Corona – ich kann es nicht mehr hören und will es auch nicht mehr hören. Ich, eine Mathematiklehrkraft eines Gymnasiums in Rheinlandpfalz, bin „coronamüde“. Wieso? Um das zu verstehen muss ich wohl etwas weiter ausholen.
2 Jahre lang hat mir dieses Virus – beziehungsweise eher die Maßnahmen – das Leben erschwert. Alles begann als ich an einer Förderschule als Klassenleitung tätig war. In meiner Klasse gab es nur 9 Schüler/-innen, aber diese hatten alle einen Förderbedarf. Auf ein plötzliches Homeschooling war weder die Schule noch die Angestellten vorbereitet. Ich war froh, dass meine Klasse nicht pflegebedürftig war. Doch dies hatte zur Folge, dass die Kinder sich schnell große Sorgen gemacht haben. Nie werde ich die Frage des leistungsstärksten Schülers vergessen – unter Tränen und schluchzend fragt er: „Schaffe ich es in die nächste Klasse?“ Zur Erläuterung, er hatte zu Hause keine Möglichkeit seine Ergebnisse hochzuladen und so an uns zu senden. Daher erfolgten die Leistungsnachweise telefonisch. Allein in diesem Absatz sind so vieeellleee falsche Maßnahmen – Homeschooling, weinende Kinder, offene Fragen und telefonische Leistungsnachweise.

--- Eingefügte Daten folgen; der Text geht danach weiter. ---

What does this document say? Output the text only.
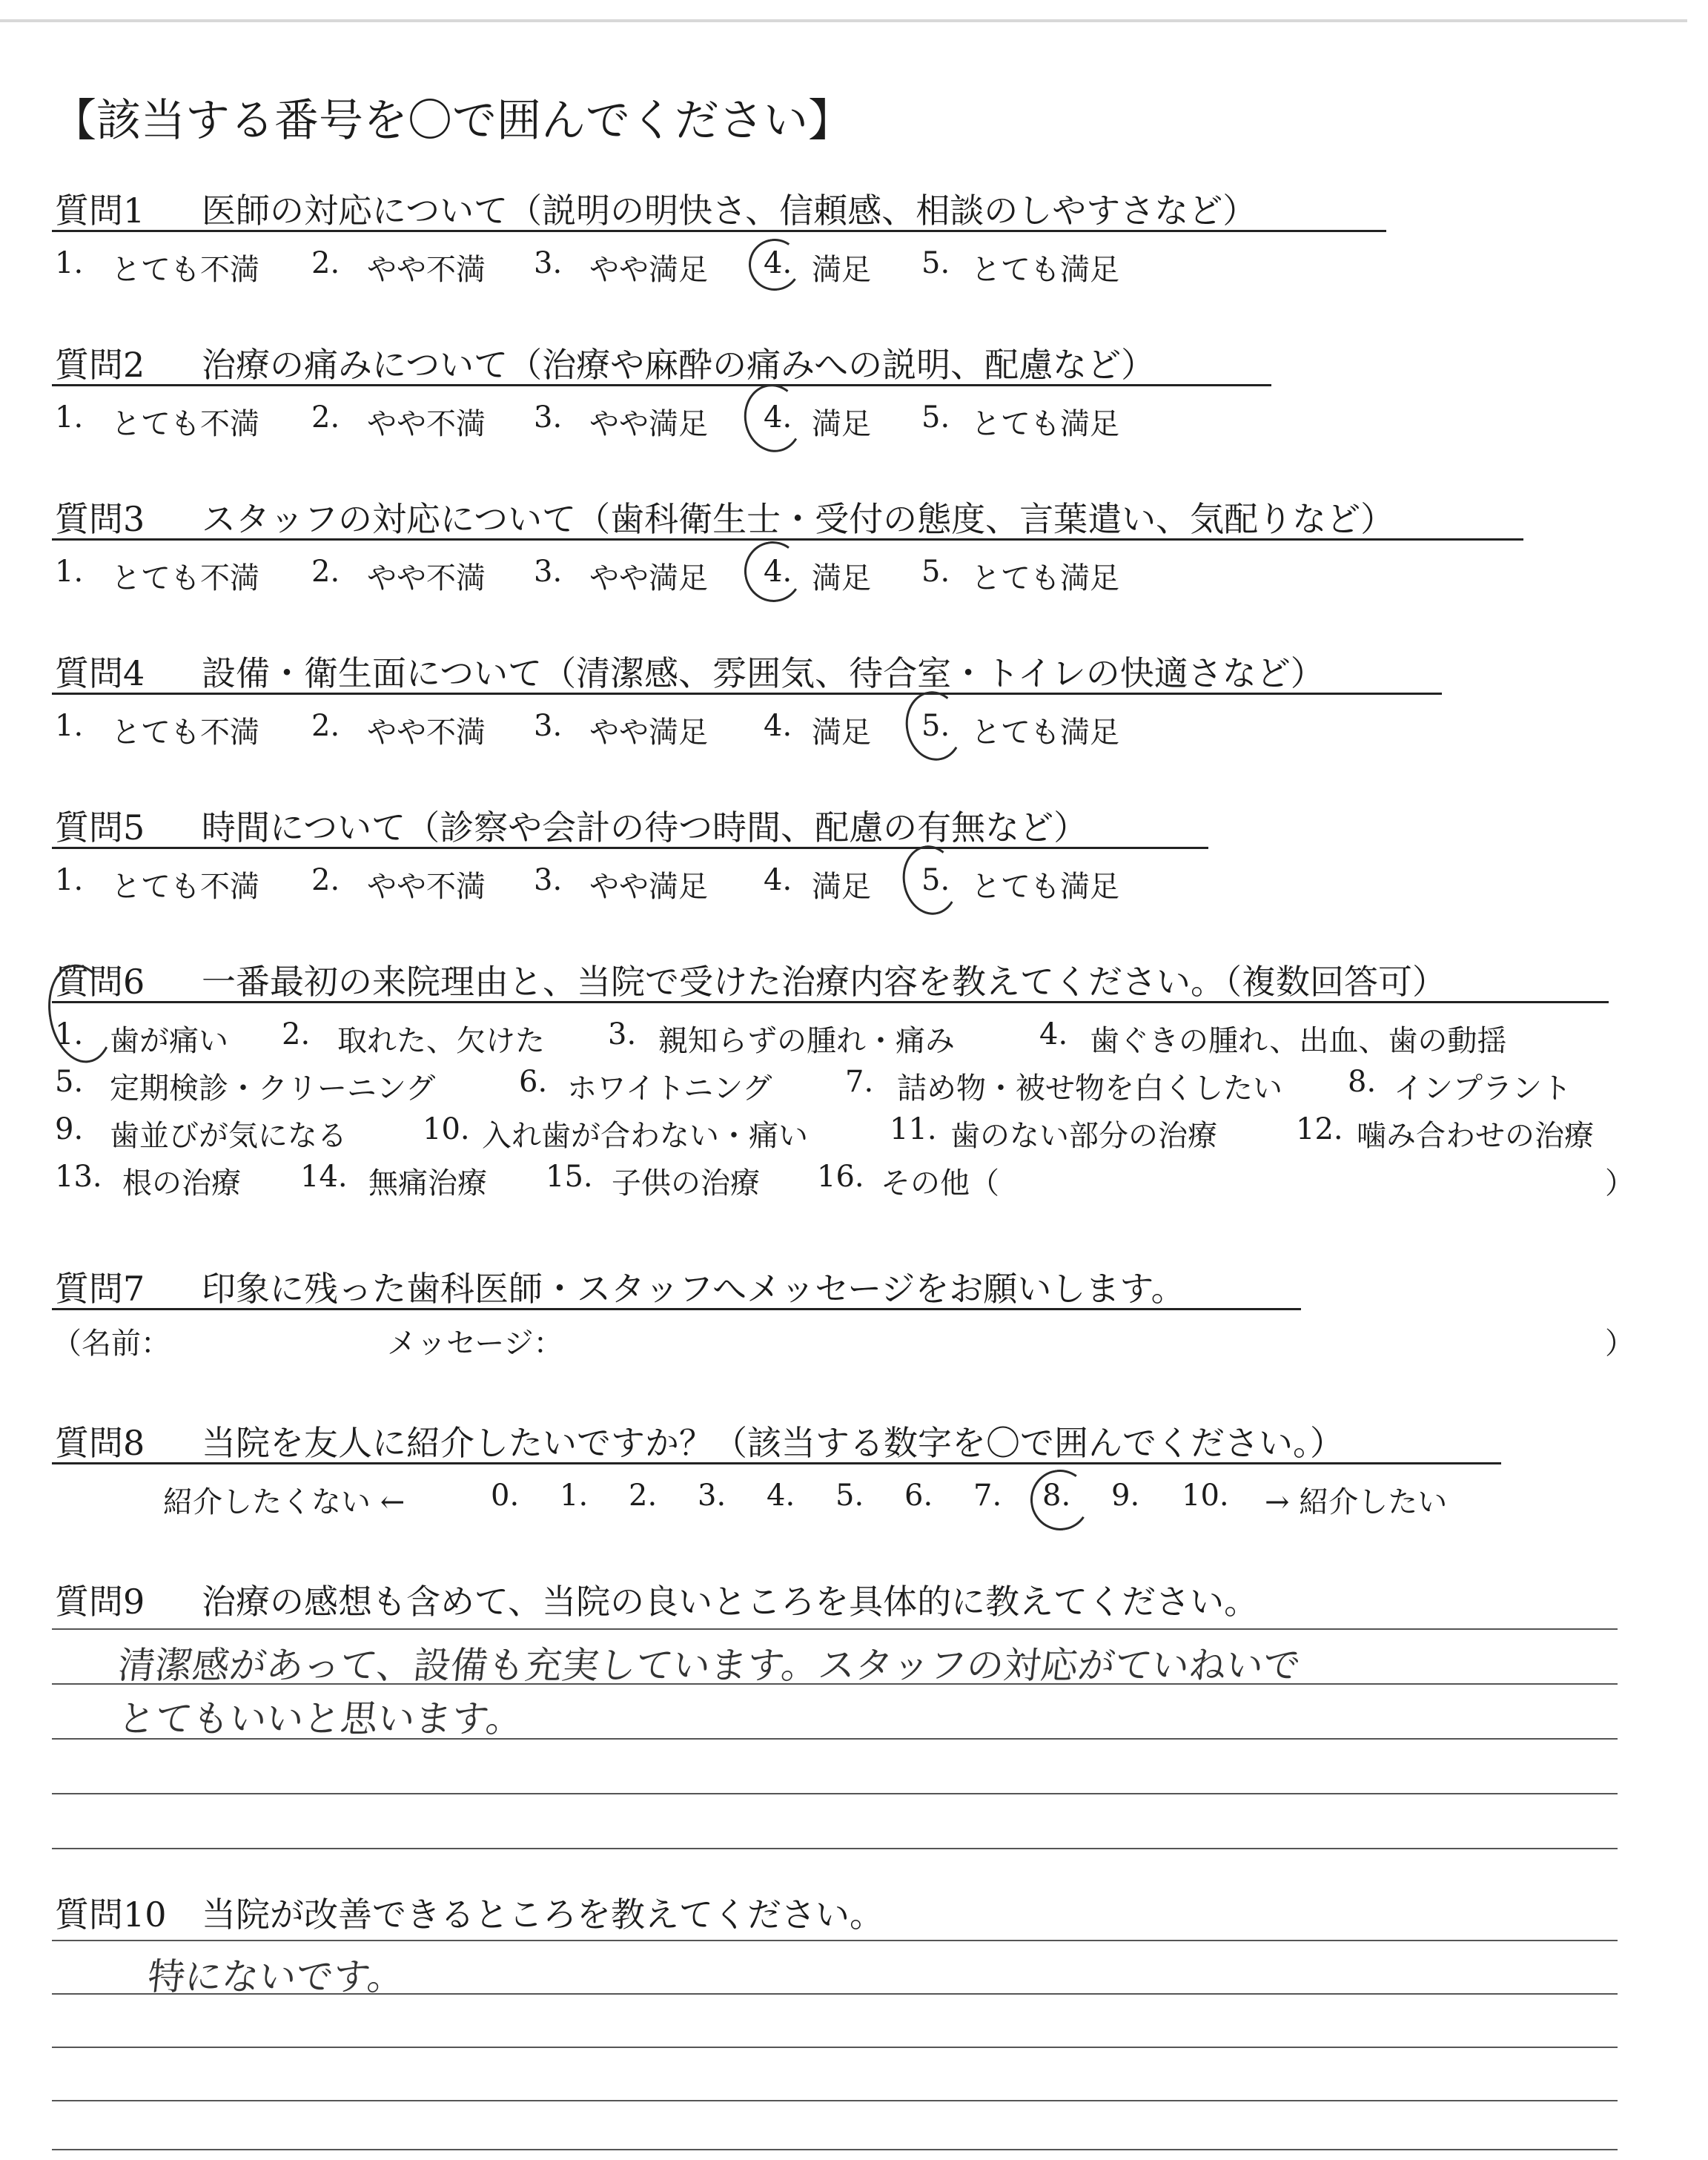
【該当する番号を〇で囲んでください】
質問1 医師の対応について（説明の明快さ、信頼感、相談のしやすさなど）
質問2 治療の痛みについて（治療や麻酔の痛みへの説明、配慮など）
質問3 スタッフの対応について（歯科衛生士・受付の態度、言葉遣い、気配りなど）
質問4 設備・衛生面について（清潔感、雰囲気、待合室・トイレの快適さなど）
質問5 時間について（診察や会計の待つ時間、配慮の有無など）
質問6 一番最初の来院理由と、当院で受けた治療内容を教えてください。（複数回答可）
1. 歯が痛い 2. 取れた、欠けた 3. 親知らずの腫れ・痛み	4. 歯ぐきの腫れ、出血、歯の動揺
5. 定期検診・クリーニング	6. ホワイトニング 7. 詰め物・被せ物を白くしたい 8. インプラント
9. 歯並びが気になる	10. 入れ歯が合わない・痛い	11. 歯のない部分の治療	12. 噛み合わせの治療
13. 根の治療 14. 無痛治療 15. 子供の治療 16. その他（	）
質問7 印象に残った歯科医師・スタッフへメッセージをお願いします。
（名前：	メッセージ：	）
質問8 当院を友人に紹介したいですか？（該当する数字を〇で囲んでください。）
紹介したくない ←	0. 1. 2. 3. 4. 5. 6. 7. 8. 9. 10. → 紹介したい
質問9 治療の感想も含めて、当院の良いところを具体的に教えてください。
清潔感があって、設備も充実しています。スタッフの対応がていねいで
とてもいいと思います。
質問10 当院が改善できるところを教えてください。
特にないです。
1. とても不満 2. やや不満 3. やや満足 4. 満足 5. とても満足
1. とても不満 2. やや不満 3. やや満足 4. 満足 5. とても満足
1. とても不満 2. やや不満 3. やや満足 4. 満足 5. とても満足
1. とても不満 2. やや不満 3. やや満足 4. 満足 5. とても満足
1. とても不満 2. やや不満 3. やや満足 4. 満足 5. とても満足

Aber es ging bergauf. Ich wechselte zum nächsten Schuljahr an ein Gymnasium, an welchem ich immer noch tätig bin. Hier war vieles besser: wir haben direkt Luftreiniger bekommen, es gibt ein online Schulportal für eine geeignete Kommunikation im Lockdown. Doch die Ungewissheit und offene Fragen verfolgten uns immer noch. Wann müssen wir wann und vor allem wieso Abstand halten? Wie sollen wir das den Schüler/-innen erklären, wenn wir es selbst nicht verstehen beziehungsweise kein Verständnis dafür haben? Alles in allem könnte man 2021 folgendermaßen zusammenfassen: nervige und oft unverständliche Maßnahmen – sehr anstrengend – aber wir haben es geschafft mit viel Geduld und einer großen Portion Humor.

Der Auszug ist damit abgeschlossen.